Preferably, in the step (4), the AHP solving process first constructs an application example through an expert system, obtains an importance judgment matrix of each feature information through example analysis, and then calculates the weight by using SPSSAU software.

Preferably, the character-based CBA network similarity solution in step (4) includes the following specific steps:

first, data is collected and labeled in the form of s1, s2, label, which is 0 if s1 is similar to s2, otherwise it is 1;

secondly, obtaining vector representation of word2vec based on characters;

thirdly, inputting the data into a CBA network for training to obtain a trained CBA model;

and finally, inputting the candidate entity Hi to be identified and the intellectual property information M to be linked into the trained CBA model, and acquiring an output result [ y1, y2] of the softmax layer, wherein y1 is the similarity.

The invention has the beneficial effects that:

1. the traditional entity link can not effectively express the association degree problem between the nominal item and the candidate entity directly according to the characteristics extracted from the entity context texts such as Wikipedia and the like.

2. The traditional candidate entity generation method is directly matched without screening the part, so that the workload is increased, the interference rate is improved, and meanwhile, the situation that most of prediction error data is caused by type errors due to the fact that semantic information is directly matched is not considered.

3. In consideration of the similarity based on the conventional artificial definition rule and the superiority and inferiority based on the deep learning similarity, the invention integrates the formal features based on the knowledge map and the semantic features based on the intellectual property rights in the candidate entity ordering process, and simultaneously realizes the ordering of the similarity of the candidate entities by the AHP method based on statistics.

4. Meanwhile, in the solving process of semantic features based on intellectual property, the accuracy of the similarity of traditional cosine solving based on word2vec is low, an improved siamese CBA is adopted, characters are based, an attention mechanism is added, the similarity probability of the network is extracted to serve as a similarity value, and the accuracy is improved.

Drawings

The present invention will be described in further detail with reference to the accompanying drawings and specific embodiments.

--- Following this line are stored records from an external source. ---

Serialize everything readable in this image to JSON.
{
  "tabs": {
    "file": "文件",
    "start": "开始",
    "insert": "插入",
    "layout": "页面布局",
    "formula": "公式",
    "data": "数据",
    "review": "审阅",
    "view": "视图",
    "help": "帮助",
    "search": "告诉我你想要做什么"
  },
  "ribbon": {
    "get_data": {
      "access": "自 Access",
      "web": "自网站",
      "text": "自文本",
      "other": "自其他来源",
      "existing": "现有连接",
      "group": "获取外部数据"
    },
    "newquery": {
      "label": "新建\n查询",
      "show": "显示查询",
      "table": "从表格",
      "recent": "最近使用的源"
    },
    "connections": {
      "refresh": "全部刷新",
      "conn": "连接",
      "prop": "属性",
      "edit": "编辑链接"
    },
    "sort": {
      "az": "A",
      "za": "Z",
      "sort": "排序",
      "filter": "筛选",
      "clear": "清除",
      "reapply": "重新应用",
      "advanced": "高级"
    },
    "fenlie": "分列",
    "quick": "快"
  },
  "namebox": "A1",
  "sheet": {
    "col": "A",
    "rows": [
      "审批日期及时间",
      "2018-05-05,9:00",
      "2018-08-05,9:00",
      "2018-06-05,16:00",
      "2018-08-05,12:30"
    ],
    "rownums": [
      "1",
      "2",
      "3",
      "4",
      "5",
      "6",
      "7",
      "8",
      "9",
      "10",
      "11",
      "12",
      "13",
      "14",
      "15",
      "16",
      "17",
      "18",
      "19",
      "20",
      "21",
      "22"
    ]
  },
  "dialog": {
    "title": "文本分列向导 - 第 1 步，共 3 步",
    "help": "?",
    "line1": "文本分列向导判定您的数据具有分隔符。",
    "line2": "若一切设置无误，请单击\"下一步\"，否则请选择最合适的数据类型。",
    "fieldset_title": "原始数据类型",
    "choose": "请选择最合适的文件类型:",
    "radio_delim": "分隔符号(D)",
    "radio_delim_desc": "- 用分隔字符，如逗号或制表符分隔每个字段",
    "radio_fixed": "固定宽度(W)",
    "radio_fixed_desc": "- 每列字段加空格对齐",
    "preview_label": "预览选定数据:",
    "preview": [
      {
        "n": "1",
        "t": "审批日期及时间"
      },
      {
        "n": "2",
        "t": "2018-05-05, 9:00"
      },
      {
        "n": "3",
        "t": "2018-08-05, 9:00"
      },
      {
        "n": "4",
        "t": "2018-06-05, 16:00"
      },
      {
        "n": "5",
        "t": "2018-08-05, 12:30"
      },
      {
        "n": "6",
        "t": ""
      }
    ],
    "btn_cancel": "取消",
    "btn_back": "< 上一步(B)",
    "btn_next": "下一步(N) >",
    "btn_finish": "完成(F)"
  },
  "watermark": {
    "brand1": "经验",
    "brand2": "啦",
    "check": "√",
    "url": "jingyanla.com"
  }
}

Fig. 1 is a schematic diagram of a TextCNN network structure according to an embodiment of the present invention.

Fig. 2 is a schematic diagram of a CBA network structure according to an embodiment of the present invention.

Detailed Description

The intellectual property identity identification method based on the academic talent information intellectual map comprises the following steps:

1. the crawler acquires talent information data, including names, resumes and intellectual property information, wherein the intellectual property information includes information such as articles and patents, and establishes a talent information intellectual map based on neo4j according to the information, the intellectual map is formed in a triple E ═ sub, rela, obj > form and specifically includes attribute information of entities (talents) and relationships among the entities, wherein the attribute information of the entities includes basic information of people, colleges and universities, professions, work units and intellectual property information, and the relationships among the entities include a cooperative relationship and an alumni relationship.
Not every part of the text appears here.